We instantiated this type system for Java’s Formatter API, and evaluated it on 6 large and well-maintained open-source projects. Format string bugs are common in practice (our type system found 104 bugs), and the annotation burden on the user of our type system is low (on average, for every bug found, only 1.0 annotations need to be written).

### Hardware Assisted Resource Overcommitment for the Linux KVM on System Z

One important advantage of virtualizing a computer’s physical resources is that it enables resource overcommitment (more resources are promised than can be delivered, in the hope that they will not actually be used).

Traditionally, memory overcommitment has been handled by lazily assigning memory to the virtualized guest, dynamically redistributing the guests’ memory, or swapping out guest memory. These techniques have problems, that we overcame by sharing more information about memory usage between the hypervisor (Linux KVM) and guest (any Operating System), in an approach called Collaborative Memory Management (CMM). The code is part of the Linux kernel (see this patch, and this follow up patch).

A spinlock is a commonly used locking primitive that spins in an idle loop until the accessed resource becomes unlocked. If the CPU is overcommited (there are more virtual cores than physical cores) not all virtual cores can run at the same time. In such a scenario, holding a spinlock can waste large amounts of CPU time. We overcame this problem by sharing information about held spinlocks between the hypervisor and guest, which allows the hypervisor to make better CPU scheduling descisions. The code is part of the Linux kernel (see this patch).

## Publications

“Formal Semantics & Verification for the Border Gateway Protocol” (Tech Report) by Konstantin Weitz, Doug Woos, Arvind Krishnamurthy, Michael D. Ernst, and Zachary Tatlock.
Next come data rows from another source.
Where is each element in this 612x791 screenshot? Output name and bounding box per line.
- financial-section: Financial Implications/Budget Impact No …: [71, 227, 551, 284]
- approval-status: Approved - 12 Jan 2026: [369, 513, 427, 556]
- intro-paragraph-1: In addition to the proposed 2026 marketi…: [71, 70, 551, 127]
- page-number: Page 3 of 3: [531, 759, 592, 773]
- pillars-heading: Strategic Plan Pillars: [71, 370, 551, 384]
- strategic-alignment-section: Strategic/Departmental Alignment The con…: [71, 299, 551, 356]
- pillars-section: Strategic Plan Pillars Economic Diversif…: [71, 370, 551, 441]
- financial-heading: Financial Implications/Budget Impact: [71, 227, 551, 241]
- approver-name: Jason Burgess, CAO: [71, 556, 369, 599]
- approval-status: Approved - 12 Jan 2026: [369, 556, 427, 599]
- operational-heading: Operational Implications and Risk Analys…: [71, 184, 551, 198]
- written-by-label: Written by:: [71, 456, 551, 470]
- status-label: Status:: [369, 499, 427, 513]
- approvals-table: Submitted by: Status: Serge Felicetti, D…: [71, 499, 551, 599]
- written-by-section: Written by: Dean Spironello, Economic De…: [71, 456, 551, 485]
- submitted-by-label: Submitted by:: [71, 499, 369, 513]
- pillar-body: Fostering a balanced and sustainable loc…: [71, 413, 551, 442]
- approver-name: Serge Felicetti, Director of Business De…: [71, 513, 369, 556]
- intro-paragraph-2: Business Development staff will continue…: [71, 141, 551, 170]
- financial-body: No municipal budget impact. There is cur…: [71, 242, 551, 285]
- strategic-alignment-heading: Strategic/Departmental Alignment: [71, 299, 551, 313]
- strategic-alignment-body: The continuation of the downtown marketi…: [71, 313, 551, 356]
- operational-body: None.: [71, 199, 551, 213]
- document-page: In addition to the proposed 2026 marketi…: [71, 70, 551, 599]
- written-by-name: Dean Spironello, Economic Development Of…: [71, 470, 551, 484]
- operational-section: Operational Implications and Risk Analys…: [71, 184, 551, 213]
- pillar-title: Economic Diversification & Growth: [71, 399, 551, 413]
“Scalable Verification of Border Gateway Protocol Configurations with an SMT Solver” by Konstantin Weitz, Doug Woos, Emina Torlak, Michael D. Ernst, Arvind Krishnamurthy, and Zachary Tatlock. In OOPSLA 2016.

“Formal Semantics and Automated Verification for the Border Gateway Protocol” by Konstantin Weitz, Doug Woos, Emina Torlak, Michael D. Ernst, Arvind Krishnamurthy, and Zachary Tatlock. In NetPL 2016.

“HoTTSQL: Proving Query Rewrites with Univalent SQL Semantics (arXiv)” by Shumo Chu, Konstantin Weitz, Alvin Cheung and Dan Suciu.

“A type system for format strings” by Konstantin Weitz, Gene Kim, Siwakorn Srisakaokul, and Michael D. Ernst. In ISSTA 2014.
Download: PDF, BibTeX Entry, Slides (PDF), Slides (ODP)

“A format string checker for Java” (Demo Paper) by Konstantin Weitz, Siwakorn Srisakaokul, Gene Kim, and Michael D. Ernst. In ISSTA 2014.

“Real-Time Collaborative Analysis with (Almost) Pure SQL: A Case Study in Biogeochemical Oceanography” by Daniel Halperin, Francois Ribalet, Konstantin Weitz, Mak A. Saito, Bill Howe, and E. Virginia Armbrust. In SSDBM 2013.

## (Dis)advantages of using Abstract Data Types in Proof Assistants

This blog post explains the advantages and disadvantages of using Abstract Data Types (ADTs, see TaPL Chapter 24) in a Proof Assistant. On the plus side, ADTs promote data representation independence, code reuse, and clean code extraction; but they also do not support fix/match syntax, have to expose derived operations, and prohibit computational reasoning.

## Machine Checkable Pictorial Mathematics for Category Theory

Pictures are essential to conveying proofs and definitions (Pinto and Tall, 2002), and are thus common in traditional pen and paper mathematics. While proof assistants offer several benefits over pen and paper mathematics, proofs and definitions in proof assistants are entirely textual (i.e. lack images), and are thus often harder to convey than their traditional equivalents. This blog post changes this unsatisfactory situation by showing how to write pictorial definitions in a proof assistant. Specifically, this blog post shows how to write commutative diagrams for category theory in Coq.

## 3 Shocking Ways to Break Mathematics

This post provides formal proofs of three paradoxes that occur in type systems with unrestricted recursion, negative data types, or type in type (Girard’s paradox). The title is a pun on BuzzFeedy headlines.